Sidewall Mark What It Means Why It Matters
P Passenger tire type Shows the tire’s intended vehicle class
LT Light truck tire type Built for heavier duty use and different load demands
215 Width in millimeters Affects fit, grip, and wheel clearance
65 Aspect ratio Shows sidewall height compared with width
R Radial construction The standard build on most modern vehicles
16 Wheel diameter in inches Must match the wheel exactly
95 Load index Shows how much weight one tire can carry at proper inflation
H Speed rating Shows the tire’s tested speed capability
DOT Federal compliance and tire ID sequence Helps you find plant data and the manufacture date

How To Find The Tire Age From The DOT Code

Look for the letters DOT on the sidewall. Near the end of that sequence, the last four digits show the week and year the tire was made. A code ending in 1324 means the tire was produced in the 13th week of 2024.

That date matters more than many buyers think, especially with used tires, spare tires, trailers, and vehicles that sit for long stretches. A tire can look fine and still be old. Rubber ages from time, heat, sunlight, and storage conditions, not just miles.

NHTSA notes on its TireWise tire safety page that the last four digits of the DOT Tire Identification Number show the week and year of manufacture, and it also points drivers to the door-jamb placard or owner’s manual for the correct tire size and pressure.

Check Both Sides For The Full DOT Line

Some tires show the full DOT sequence, including the date code, on only one sidewall. If you can’t find the last four digits right away, look at the inner sidewall too. That saves a lot of wrong guesses when you inspect a spare or a used set.
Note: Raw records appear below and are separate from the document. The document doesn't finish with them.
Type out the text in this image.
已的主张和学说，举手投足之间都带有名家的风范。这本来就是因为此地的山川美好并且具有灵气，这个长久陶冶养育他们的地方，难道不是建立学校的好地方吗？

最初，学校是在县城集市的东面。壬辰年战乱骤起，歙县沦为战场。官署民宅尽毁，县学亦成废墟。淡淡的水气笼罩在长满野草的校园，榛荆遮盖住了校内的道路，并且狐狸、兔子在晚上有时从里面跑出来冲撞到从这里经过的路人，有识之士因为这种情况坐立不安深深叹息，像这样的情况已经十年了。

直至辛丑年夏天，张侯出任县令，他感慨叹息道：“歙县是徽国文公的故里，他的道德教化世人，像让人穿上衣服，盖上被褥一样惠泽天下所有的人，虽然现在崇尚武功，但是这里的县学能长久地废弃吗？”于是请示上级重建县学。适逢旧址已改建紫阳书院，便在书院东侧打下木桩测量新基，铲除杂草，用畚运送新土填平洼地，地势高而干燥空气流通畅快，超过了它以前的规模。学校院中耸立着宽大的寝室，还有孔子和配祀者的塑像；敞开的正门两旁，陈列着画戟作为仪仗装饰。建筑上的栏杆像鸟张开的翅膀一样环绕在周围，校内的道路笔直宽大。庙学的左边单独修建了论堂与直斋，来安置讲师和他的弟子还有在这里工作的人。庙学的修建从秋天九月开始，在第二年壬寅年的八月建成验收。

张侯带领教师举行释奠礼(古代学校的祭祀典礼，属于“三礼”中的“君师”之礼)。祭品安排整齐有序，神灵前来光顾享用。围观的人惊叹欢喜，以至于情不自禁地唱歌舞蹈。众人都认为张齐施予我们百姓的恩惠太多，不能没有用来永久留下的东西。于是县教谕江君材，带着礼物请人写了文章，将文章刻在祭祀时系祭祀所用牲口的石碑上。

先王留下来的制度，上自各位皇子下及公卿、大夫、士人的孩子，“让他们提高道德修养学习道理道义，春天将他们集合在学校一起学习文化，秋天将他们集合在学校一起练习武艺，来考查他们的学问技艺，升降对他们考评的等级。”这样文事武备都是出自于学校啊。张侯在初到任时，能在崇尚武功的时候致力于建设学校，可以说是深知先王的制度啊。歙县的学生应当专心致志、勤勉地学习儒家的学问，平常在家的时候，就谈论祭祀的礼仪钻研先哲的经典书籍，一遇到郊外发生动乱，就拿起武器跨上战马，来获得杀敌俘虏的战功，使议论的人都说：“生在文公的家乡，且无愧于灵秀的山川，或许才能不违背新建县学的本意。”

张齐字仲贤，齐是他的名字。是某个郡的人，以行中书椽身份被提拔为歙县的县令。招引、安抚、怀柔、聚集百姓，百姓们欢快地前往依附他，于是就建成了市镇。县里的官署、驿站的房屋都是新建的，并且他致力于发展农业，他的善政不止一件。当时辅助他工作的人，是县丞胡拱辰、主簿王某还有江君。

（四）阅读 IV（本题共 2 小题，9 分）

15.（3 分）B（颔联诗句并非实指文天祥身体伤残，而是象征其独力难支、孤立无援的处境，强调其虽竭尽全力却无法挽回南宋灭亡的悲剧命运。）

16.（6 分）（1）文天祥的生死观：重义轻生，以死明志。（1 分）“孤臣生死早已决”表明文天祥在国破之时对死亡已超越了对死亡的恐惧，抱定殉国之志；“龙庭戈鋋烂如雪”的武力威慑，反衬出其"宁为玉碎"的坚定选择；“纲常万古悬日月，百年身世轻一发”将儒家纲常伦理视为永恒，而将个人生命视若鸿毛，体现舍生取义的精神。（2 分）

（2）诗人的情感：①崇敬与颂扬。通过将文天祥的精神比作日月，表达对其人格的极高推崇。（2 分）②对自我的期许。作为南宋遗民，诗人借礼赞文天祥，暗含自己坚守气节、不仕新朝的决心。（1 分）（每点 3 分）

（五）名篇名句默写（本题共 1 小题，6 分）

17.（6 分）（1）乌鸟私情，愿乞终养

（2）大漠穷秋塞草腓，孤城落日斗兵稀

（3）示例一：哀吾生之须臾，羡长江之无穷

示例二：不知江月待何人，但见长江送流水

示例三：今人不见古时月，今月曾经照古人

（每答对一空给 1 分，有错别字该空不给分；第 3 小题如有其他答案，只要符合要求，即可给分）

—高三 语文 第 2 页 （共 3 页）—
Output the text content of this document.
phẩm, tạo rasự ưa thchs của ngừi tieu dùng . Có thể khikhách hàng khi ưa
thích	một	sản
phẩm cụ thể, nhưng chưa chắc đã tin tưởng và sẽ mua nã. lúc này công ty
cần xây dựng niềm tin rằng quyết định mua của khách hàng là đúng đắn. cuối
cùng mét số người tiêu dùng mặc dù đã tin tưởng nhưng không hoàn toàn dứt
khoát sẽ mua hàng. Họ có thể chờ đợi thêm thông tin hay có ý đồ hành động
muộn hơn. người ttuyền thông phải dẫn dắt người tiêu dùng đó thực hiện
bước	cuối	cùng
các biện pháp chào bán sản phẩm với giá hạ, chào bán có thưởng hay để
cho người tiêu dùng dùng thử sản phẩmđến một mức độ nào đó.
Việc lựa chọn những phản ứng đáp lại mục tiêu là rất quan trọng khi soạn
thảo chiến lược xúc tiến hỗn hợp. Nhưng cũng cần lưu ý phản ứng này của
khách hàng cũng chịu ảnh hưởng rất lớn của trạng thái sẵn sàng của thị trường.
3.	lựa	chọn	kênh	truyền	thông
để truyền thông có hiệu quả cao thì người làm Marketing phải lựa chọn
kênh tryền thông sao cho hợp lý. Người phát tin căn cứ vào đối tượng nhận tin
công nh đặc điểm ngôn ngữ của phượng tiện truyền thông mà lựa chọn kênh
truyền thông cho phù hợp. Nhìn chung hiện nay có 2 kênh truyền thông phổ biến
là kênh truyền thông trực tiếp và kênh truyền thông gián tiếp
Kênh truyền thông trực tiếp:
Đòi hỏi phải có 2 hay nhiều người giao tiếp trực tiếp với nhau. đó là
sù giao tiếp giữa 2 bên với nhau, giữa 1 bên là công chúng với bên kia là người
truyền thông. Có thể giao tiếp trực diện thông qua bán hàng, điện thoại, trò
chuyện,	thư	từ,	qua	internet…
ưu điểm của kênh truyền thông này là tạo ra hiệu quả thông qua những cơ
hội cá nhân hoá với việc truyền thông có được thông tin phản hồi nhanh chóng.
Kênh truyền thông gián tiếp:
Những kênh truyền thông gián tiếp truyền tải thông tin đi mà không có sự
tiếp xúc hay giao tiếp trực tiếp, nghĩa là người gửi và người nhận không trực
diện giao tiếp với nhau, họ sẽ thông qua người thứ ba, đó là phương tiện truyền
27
Code You See Read It As What To Do
1324 13th week of 2024 Check condition, tread depth, and storage history
0321 3rd week of 2021 Fine to inspect, then judge by wear and cracking
4818 48th week of 2018 Inspect with extra care for age-related drying or cracks
DOT on one side only Full date may be on the other sidewall Check both sides before buying or fitting

Marks Drivers Mix Up All The Time

A common mistake is using the maximum pressure molded into the tire sidewall as the pressure you should run every day. That is not your go-to inflation target for normal driving. Your vehicle’s door-jamb placard or owner’s manual is the better source for the right cold pressure for that vehicle setup.

Another mix-up is thinking wheel diameter and tire width can slide around freely. They can’t. A tire marked for a 16-inch wheel needs a 16-inch wheel. Width changes can also affect clearance, speedometer reading, ride, and steering feel.

People also confuse load index with ply talk, or assume all-season, mud-and-snow, and severe-snow ratings mean the same thing. They don’t. Read the exact mark on the tire, then match it to the conditions you drive in most.

What To Check Before You Buy Or Replace Tires

Before you order anything, compare five things against the vehicle placard or your current tire if it is the correct factory size:

  1. Tire type prefix such as P, LT, ST, or T
  2. Width, aspect ratio, and wheel diameter
  3. Load index
  4. Speed rating
  5. DOT date code if you are buying used or old stock tires

Then look at the physical condition. Check for uneven wear, cracking between tread blocks, cuts, bulges, patches, and signs the tire ran underinflated. If the tire has been sitting loose in a shop corner with no known history, be extra picky.

A Fast Way To Practice Reading A Sidewall

Stand by your car and read one tire from left to right. Say the code out loud. Break it into type, width, profile, construction, wheel size, load index, and speed rating. Then find the DOT line and read the last four digits. Do that on all four tires and the spare. You’ll spot mismatches fast.

Once you do it a couple of times, the sidewall stops looking like a jumble. It turns into a label you can use when buying tires, checking a used set, or making sure a tire shop put the right rubber on your wheels.